ML experiments using featurized SC2 and Broodwar replays to more accurately predict who is going to win the game.

In Starcraft, predicting who has an advantage often requires an expert carefully reviewing the current game state (i.e. number of expansions, unit counts and positions, etc. for each player). This information is used for entertaining commentary but it can also be used for analysis like deciding how one-sided or back-and-forth a game was. In this project I experiment with using replay files to automate this type of analysis.


Given a 1v1 Starcraft game, the odds of predicting the winner by randomly guessing is 50% at any given point. So I set out to create a model which can improve upon that statistic.

Misc - SC2 vs. Broodwar

Broodwar (i.e. Starcraft 1, the predecessor to SC2) is still very popular (especially in South Korea). I personally find it more entertaining to watch than SC2. However, SC2 replay files contain much richer data that lends itself well to creating these models.

Broodwar contains the bare minimum amount of data to reproduce the game. It mostly contains player actions. This makes it very difficult to determine basic stats like how many units each player has at any given point; it's obvious when someone builds a unit but not obvious when that unit might die. The game must be simulated to attain that information.

SC2 First Experiment

My first experiments with SC2 replays yielded 62.5%. I scraped tens of thousands of replays online, parsed the replay with sc2reader, and produced a training example every 10 seconds.

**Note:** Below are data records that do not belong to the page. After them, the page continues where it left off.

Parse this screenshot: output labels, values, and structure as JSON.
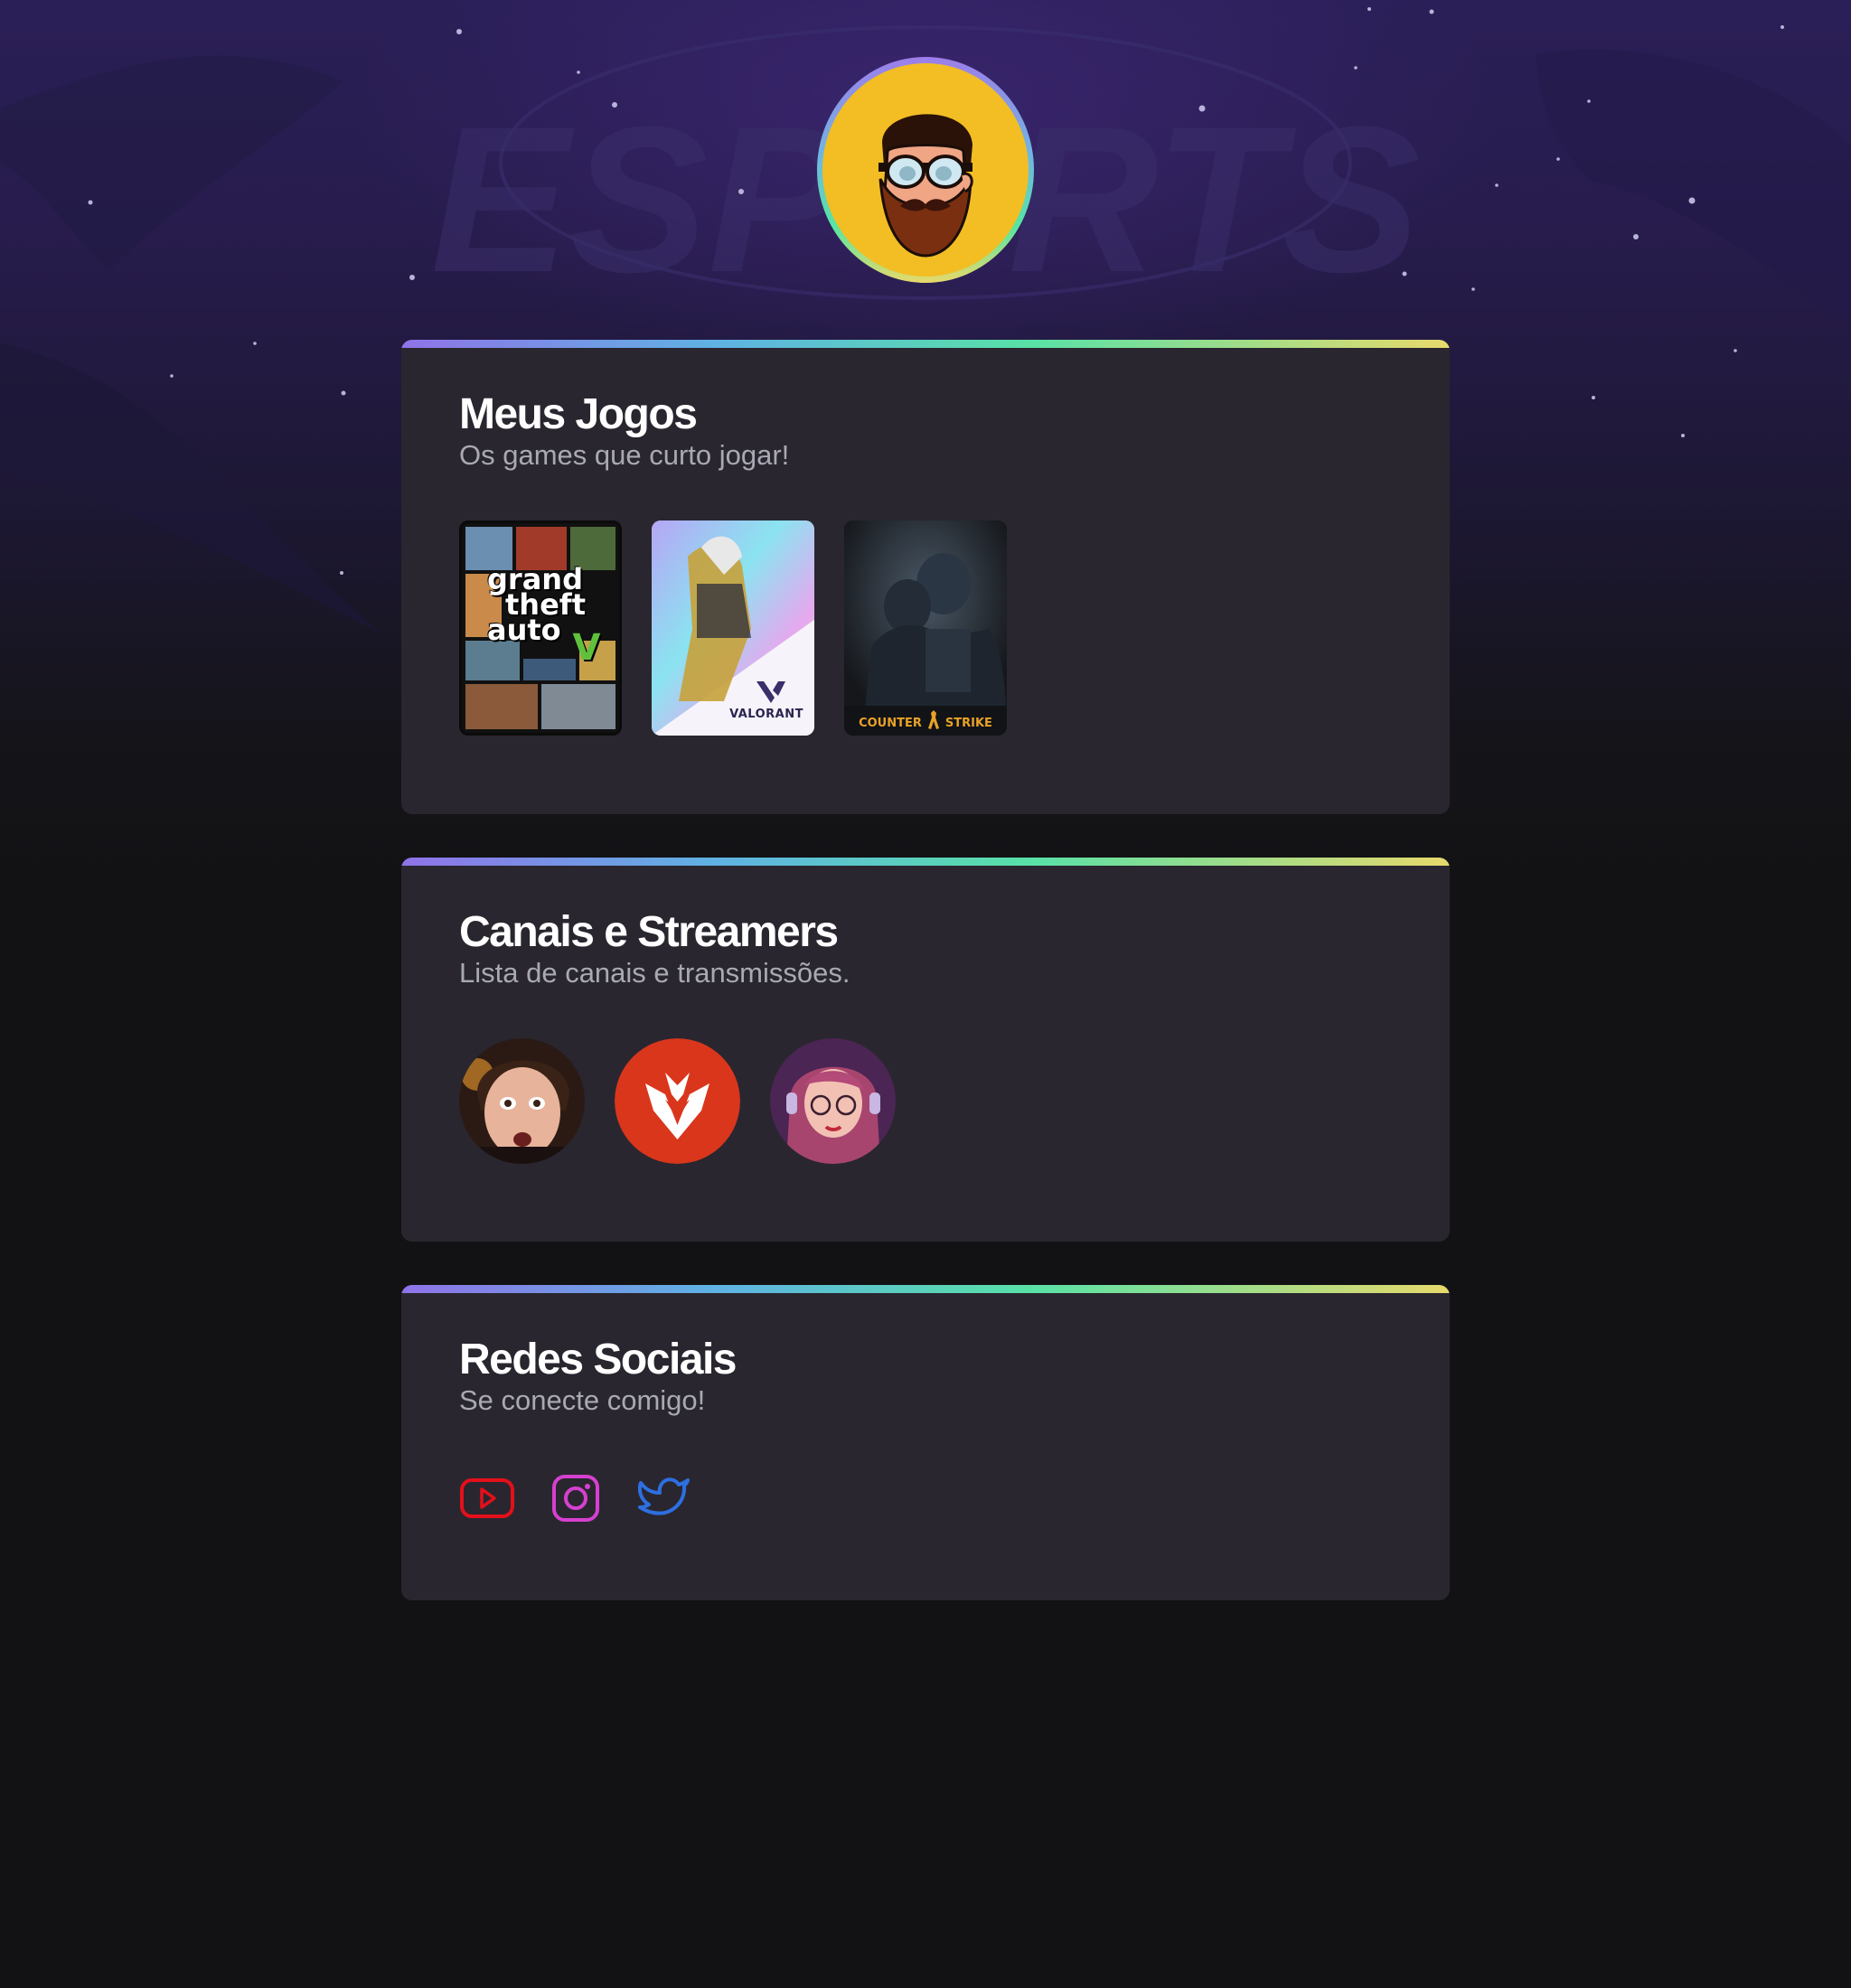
{
  "profile": {
    "avatar_icon": "bearded-gamer-avatar-icon",
    "background_watermark": "ESPORTS"
  },
  "games_section": {
    "title": "Meus Jogos",
    "subtitle": "Os games que curto jogar!",
    "games": [
      {
        "name": "Grand Theft Auto V",
        "cover_lines": [
          "grand",
          "theft",
          "auto"
        ],
        "badge": "V"
      },
      {
        "name": "Valorant",
        "cover_text": "VALORANT"
      },
      {
        "name": "Counter-Strike",
        "cover_text_left": "COUNTER",
        "cover_text_right": "STRIKE"
      }
    ]
  },
  "streamers_section": {
    "title": "Canais e Streamers",
    "subtitle": "Lista de canais e transmissões.",
    "streamers": [
      {
        "icon": "streamer-face-avatar"
      },
      {
        "icon": "red-shield-logo-avatar"
      },
      {
        "icon": "illustrated-girl-avatar"
      }
    ]
  },
  "social_section": {
    "title": "Redes Sociais",
    "subtitle": "Se conecte comigo!",
    "links": [
      {
        "icon": "youtube-icon",
        "color": "#e3101a"
      },
      {
        "icon": "instagram-icon",
        "color": "#d640cf"
      },
      {
        "icon": "twitter-icon",
        "color": "#2d6fe0"
      }
    ]
  },
  "colors": {
    "page_bg": "#121214",
    "card_bg": "#29262f",
    "accent_gradient": [
      "#8f73e8",
      "#5fb2e3",
      "#58e1a7",
      "#e7d96c"
    ],
    "avatar_bg": "#f2be24"
  }
}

The example contained a lot of information on the game state at that point + the label of which player won. 9/10 replays processed became training data. 1/10 became test data. The evaluation was done after training 3 epochs over the entire training set and running the trained model on all of the test data, using simple counts of the number of correct classifications to arrive at that percent.

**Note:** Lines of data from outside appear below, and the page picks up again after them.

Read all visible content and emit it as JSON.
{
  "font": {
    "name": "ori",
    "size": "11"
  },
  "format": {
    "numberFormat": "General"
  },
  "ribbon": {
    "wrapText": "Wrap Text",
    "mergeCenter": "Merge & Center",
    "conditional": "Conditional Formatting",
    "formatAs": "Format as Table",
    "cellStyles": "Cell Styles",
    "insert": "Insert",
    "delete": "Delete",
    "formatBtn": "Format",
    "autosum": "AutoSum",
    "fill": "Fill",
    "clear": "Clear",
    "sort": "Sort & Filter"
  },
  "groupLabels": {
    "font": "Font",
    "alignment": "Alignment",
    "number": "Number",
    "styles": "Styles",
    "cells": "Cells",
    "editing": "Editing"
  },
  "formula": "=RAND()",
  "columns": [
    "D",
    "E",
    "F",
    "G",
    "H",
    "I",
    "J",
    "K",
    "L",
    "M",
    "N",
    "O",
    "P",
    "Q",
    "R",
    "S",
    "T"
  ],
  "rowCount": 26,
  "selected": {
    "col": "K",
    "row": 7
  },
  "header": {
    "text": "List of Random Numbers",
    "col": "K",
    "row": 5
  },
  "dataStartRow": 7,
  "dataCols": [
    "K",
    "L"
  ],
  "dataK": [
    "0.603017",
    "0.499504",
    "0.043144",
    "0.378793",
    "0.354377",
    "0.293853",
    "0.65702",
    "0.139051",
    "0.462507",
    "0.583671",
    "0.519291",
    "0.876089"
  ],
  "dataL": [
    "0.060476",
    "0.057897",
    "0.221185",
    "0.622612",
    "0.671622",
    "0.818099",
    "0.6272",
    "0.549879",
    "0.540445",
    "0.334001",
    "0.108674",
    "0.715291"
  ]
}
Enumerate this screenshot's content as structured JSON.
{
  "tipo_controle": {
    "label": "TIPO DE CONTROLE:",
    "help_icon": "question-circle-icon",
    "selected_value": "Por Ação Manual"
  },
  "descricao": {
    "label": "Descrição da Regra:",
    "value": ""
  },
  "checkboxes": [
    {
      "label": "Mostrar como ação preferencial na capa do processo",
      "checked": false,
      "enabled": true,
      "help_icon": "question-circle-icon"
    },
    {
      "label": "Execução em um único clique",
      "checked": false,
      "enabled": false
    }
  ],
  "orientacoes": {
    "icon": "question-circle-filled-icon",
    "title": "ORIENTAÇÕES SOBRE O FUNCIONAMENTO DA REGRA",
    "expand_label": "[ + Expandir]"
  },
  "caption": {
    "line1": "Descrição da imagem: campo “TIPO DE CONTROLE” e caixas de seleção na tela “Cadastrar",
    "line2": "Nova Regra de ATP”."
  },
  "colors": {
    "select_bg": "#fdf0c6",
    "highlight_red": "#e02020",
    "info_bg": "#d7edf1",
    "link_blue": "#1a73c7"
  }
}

I have a few ideas on how to improve it, such as getting misc_stats to work or featurizing actions (since that appeared to work well with BW). I'd also like to run over the test data ignoring the first 0->1 minute of the game (and 0->2 and so on) to test how the prediction rate changes. (It should get higher with each additional minute ignored.)

Checkout the pdf at the bottom for a jupyter notebook of the training.

BW First Experiment

With the limited amount of features I had, mostly featurizing actions, I'm only able to get slightly above guessing, around 55%.